Last week, the Cato Institute released a new study, The Work vs. Welfare Trade-Off, 2013: An Analysis of the Total Level of Welfare Benefits by State. It showed that a family collecting welfare benefits from seven common programs – Temporary assistance for Needy Families (TANF), food stamps, Medicaid, WIC, public housing assistance, utilities assistance (LIHEAP) and free commodities – could receive more than what a minimum wage job would pay in 35 states, more than a $15 per hour job in 13 states, and more than a $20 per hour job in the eight most generous states. We concluded that the high value of welfare benefits might create a disincentive for recipients to leave welfare for work.

Unsurprisingly, our study has attracted criticism from several quarters. Some of those critics make valuable points that might improve future research, but most criticism falls far short of the mark.

Among the most frequent criticisms:

SNAP should be the basis of the package instead of TANF

Some of our critics have essentially attempted to redefine “welfare” to mean a program other than TANF. Our analysis started with a family on TANF and then looked at what additional programs the family would receive. By starting with a much larger program, such as food stamps (SNAP), our critics are able to – correctly – argue that relatively few SNAP recipients also receive TANF benefits.

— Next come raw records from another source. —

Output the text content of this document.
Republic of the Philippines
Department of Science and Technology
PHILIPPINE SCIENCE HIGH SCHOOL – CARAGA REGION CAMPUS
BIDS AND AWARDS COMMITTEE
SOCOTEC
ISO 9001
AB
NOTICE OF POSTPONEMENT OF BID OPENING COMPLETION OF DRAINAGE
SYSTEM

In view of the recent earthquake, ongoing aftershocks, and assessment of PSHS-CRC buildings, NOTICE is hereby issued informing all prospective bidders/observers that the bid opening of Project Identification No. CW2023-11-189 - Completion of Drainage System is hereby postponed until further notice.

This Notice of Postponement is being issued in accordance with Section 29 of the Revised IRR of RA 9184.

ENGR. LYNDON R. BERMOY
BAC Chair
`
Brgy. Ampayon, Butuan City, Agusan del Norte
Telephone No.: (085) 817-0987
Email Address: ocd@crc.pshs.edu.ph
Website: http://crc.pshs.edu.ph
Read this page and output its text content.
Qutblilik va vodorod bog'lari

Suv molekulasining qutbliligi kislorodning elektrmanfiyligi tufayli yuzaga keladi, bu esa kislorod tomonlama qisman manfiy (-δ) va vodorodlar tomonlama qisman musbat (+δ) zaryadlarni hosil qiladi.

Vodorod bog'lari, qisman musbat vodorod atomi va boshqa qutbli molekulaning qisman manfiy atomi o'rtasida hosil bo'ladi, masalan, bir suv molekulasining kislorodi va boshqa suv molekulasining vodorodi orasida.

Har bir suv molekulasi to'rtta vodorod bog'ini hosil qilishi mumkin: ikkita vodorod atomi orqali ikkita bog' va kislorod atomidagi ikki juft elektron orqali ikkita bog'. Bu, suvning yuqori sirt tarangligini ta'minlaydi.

However, while SNAP has indeed grown in size and significance in recent years, TANF should continue to be the basis for determining welfare packages. TANF, and traditional cash assistance, have long been considered the quintessential “welfare” program, and its importance can be seen in legislative history. For example, it was the foundation and focus of the 1996 reforms that are cited as “welfare reform.” TANF is also more tightly targeted at the population we attempt to analyze in this paper; as is often cited, SNAP, in addition to serving low-income non-working families, also serves significant numbers of elderly and disabled people, as well as a higher proportion of working families. For instance, in 2011 almost 17 percent of SNAP households were above the federal poverty guidelines (FPL).

Single adults receive less/this hypothetical family is not representative

It is certainly true that a single adult would receive less than a family, due to the very nature of the welfare programs, but we feel our hypothetical family is more representative. The average household size for TANF in the most recent available data was exactly 3.0 people, while at the same time only six percent of TANF households were only one person. Looking at SNAP, a significant proportion of those single-person recipient households were either disabled or elderly, so a single, nondisabled, working age adult is not representative of that population either. In a larger sense, the majority of the expenditures for these programs are not on these childless adults, so the focus should remain on households with dependent children.

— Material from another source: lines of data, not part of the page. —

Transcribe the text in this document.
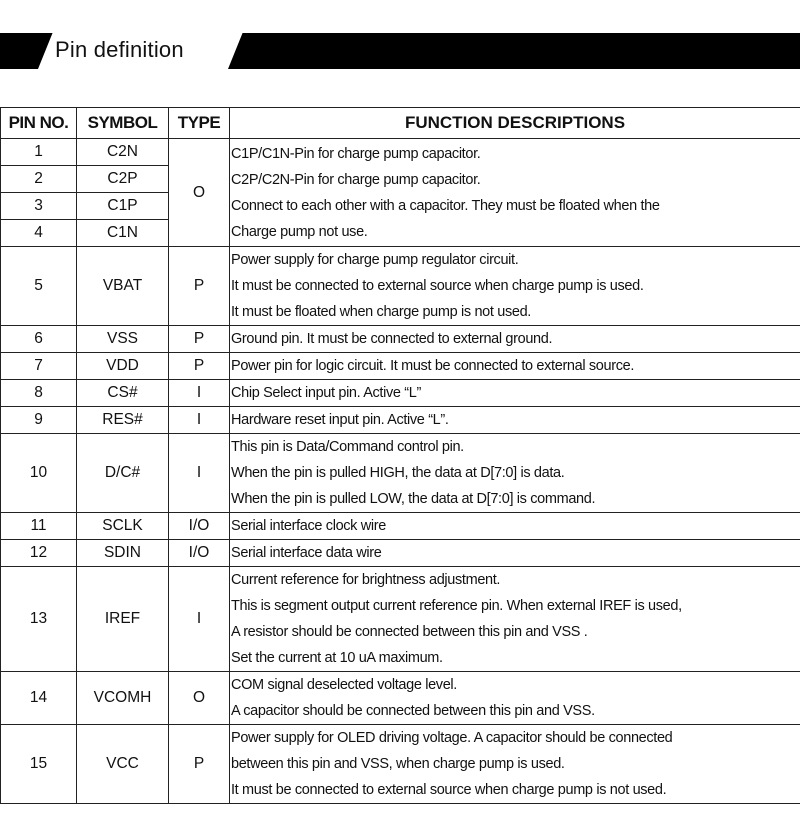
Pin definition
PIN NO.	SYMBOL	TYPE	FUNCTION DESCRIPTIONS
1	C2N	O	C1P/C1N-Pin for charge pump capacitor.
C2P/C2N-Pin for charge pump capacitor.
Connect to each other with a capacitor. They must be floated when the
Charge pump not use.

2	C2P		
3	C1P		
4	C1N		
5	VBAT	P	Power supply for charge pump regulator circuit.
It must be connected to external source when charge pump is used.
It must be floated when charge pump is not used.

6	VSS	P	Ground pin. It must be connected to external ground.

7	VDD	P	Power pin for logic circuit. It must be connected to external source.

8	CS#	I	Chip Select input pin. Active “L”

9	RES#	I	Hardware reset input pin. Active “L”.

10	D/C#	I	This pin is Data/Command control pin.
When the pin is pulled HIGH, the data at D[7:0] is data.
When the pin is pulled LOW, the data at D[7:0] is command.

11	SCLK	I/O	Serial interface clock wire

12	SDIN	I/O	Serial interface data wire

13	IREF	I	Current reference for brightness adjustment.
This is segment output current reference pin. When external IREF is used,
A resistor should be connected between this pin and VSS .
Set the current at 10 uA maximum.

14	VCOMH	O	COM signal deselected voltage level.
A capacitor should be connected between this pin and VSS.

15	VCC	P	Power supply for OLED driving voltage. A capacitor should be connected
between this pin and VSS, when charge pump is used.
It must be connected to external source when charge pump is not used.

Not everyone receives all the benefits from these programs

Another critique notes that not everyone on welfare receives benefits from all seven of the programs that we included. Therefore, it is said, our study inflated the total amount of benefits.

We agree that not every family on welfare receives all benefits. In fact, the study specifically says, “Not every welfare recipient fits the profile used in this study, and many who do fit it do not receive every benefit listed.” It even included a chart (Figure 16) showing the value of a smaller package of benefits.